Why is speaking God’s Word out loud so important? For one thing, speaking engages more of our brain and our senses. It aids in memorization. Modern neuroscience shows that the words you hear most often – even from your own lips – will “rewire” your brain. But long before brain scans could show such a thing, the Lord already revealed in His Word that “faith comes from hearing, and hearing through the Word of Christ” (Romans 10:17).

In other words, hearing God’s Word from outside ourselves is critical to forming and maintaining our Christian faith. In a preface to his writings, Martin Luther wrote, “You should meditate, that is, not only in your heart, but also externally by actually repeating and comparing oral speech and literal words of the book, reading and rereading them with diligent attention and reflection, so that you may see what the Holy Spirit means by them. And take care that you do not grow weary or think that you have done enough when you have read, heard and spoken them once or twice, and that you then have complete understanding.”

Luther then goes on to reference Psalm 119 and how the author “constantly boasts that he will talk, meditate, speak, sing, hear, read, by day and night and always, about nothing except God’s Word and commandments. For God will not give you His Spirit without the external Word; so take your cue from that. His command to write, preach, read, hear, sing, speak, etc., outwardly was not given in vain.” (Luther’s Works, American Edition, Vol. 34, pp. 285-286).

Do you ever feel like your mind gets stuck thinking the same negative thoughts over and over again? Over time, those thoughts literally shape our brains and keep that cycle going, whether those repeated thoughts are fearful, depressive, resentful, etc. But the Lord has given us an antidote! Just as He said to Joshua and the Israelites more than 3,000 years ago, His Word ought to not depart from out mouths! If we want to think faithfully (and we should want that!), then we need to listen and speak faithfully, beginning with God’s own powerful Word. 

Here are a few recommendations: first, prioritize hearing God’s spoken Word through the Sunday liturgy and sermon and also by joining in Bible studies where His Word is spoken and discussed among believers. In doing personal Bible study or devotions at home, rather than just quietly reading the Bible, speak it aloud to yourself and your loved ones. Alternatively, you can also use an audio Bible along with your personal Bible reading. (There are many free audio Bibles available now online or as applications. Bible Hub is one that I have personally used.)

Memorization is also not just an exercise for children preparing for Christmas programs or youth participating in catechism classes. The Lord intends for His people of all ages to commit His Word to heart, but in order to “save” it on the inside we need to hear it and speak it on the outside. Here are five Bible verses as a starting place for memorization:

A Word for our fear: “Even though I walk through the valley of the shadow of death, I will fear no evil, for You are with me; Your rod and Your staff, they comfort me” (Psalm 23:4).

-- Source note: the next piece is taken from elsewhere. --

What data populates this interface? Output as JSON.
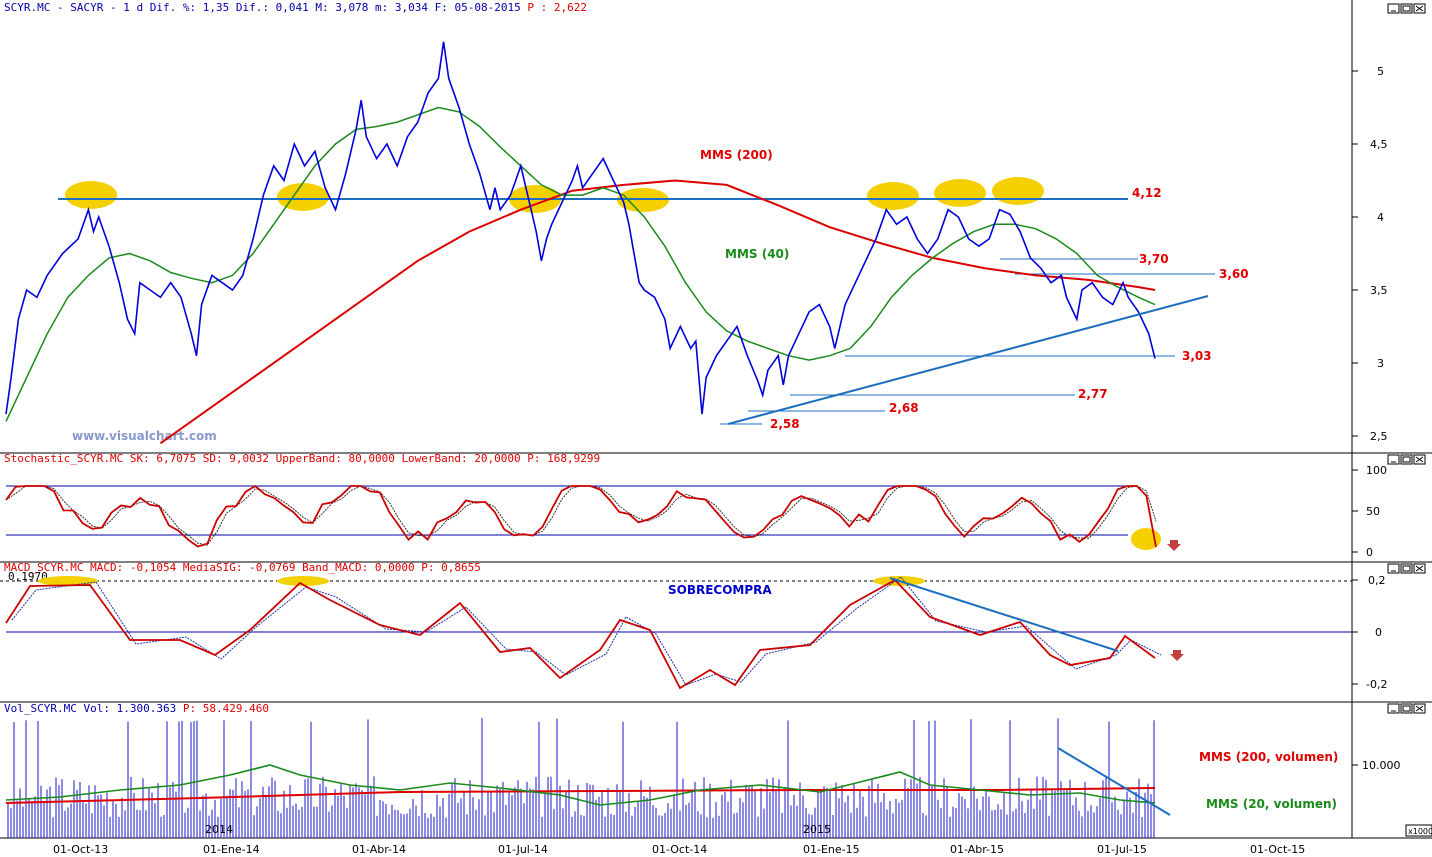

A Word for our anger: “Know this, my beloved brothers: let every person be quick to hear, slow to speak, slow to anger; for the anger of man does not produce the righteousness of God” (James 1:19-20).

A Word for our loneliness: “Fear not, for I am with you; be not dismayed, for I am your God; I will strengthen you, I will help you, I will uphold you with My righteous right hand” (Isaiah 41:10).

A Word for our faith: “I have been crucified with Christ. It is no longer I who live, but Christ who lives in me. And the life I now live in the flesh I live by faith in the Son of God, who loved me and gave Himself for me.” (Galatians 2:20)

A Word for our future: “For I am sure that neither death nor life, nor angels nor rulers, nor things present nor things to come, nor powers, nor height nor depth, nor anything else in all creation, will be able to separate us from the love of God in Christ Jesus our Lord” (Romans 8:38-39).

These are just a few examples. Speaking and memorizing whole Psalms or hymn verses is also a great way to get God’s Word into our hearts and minds and to practice meditation – in the biblical sense. May the Psalmist’s words about God’s Word be true of you and me: “Your testimonies are my meditation” (Psalm 119:99b).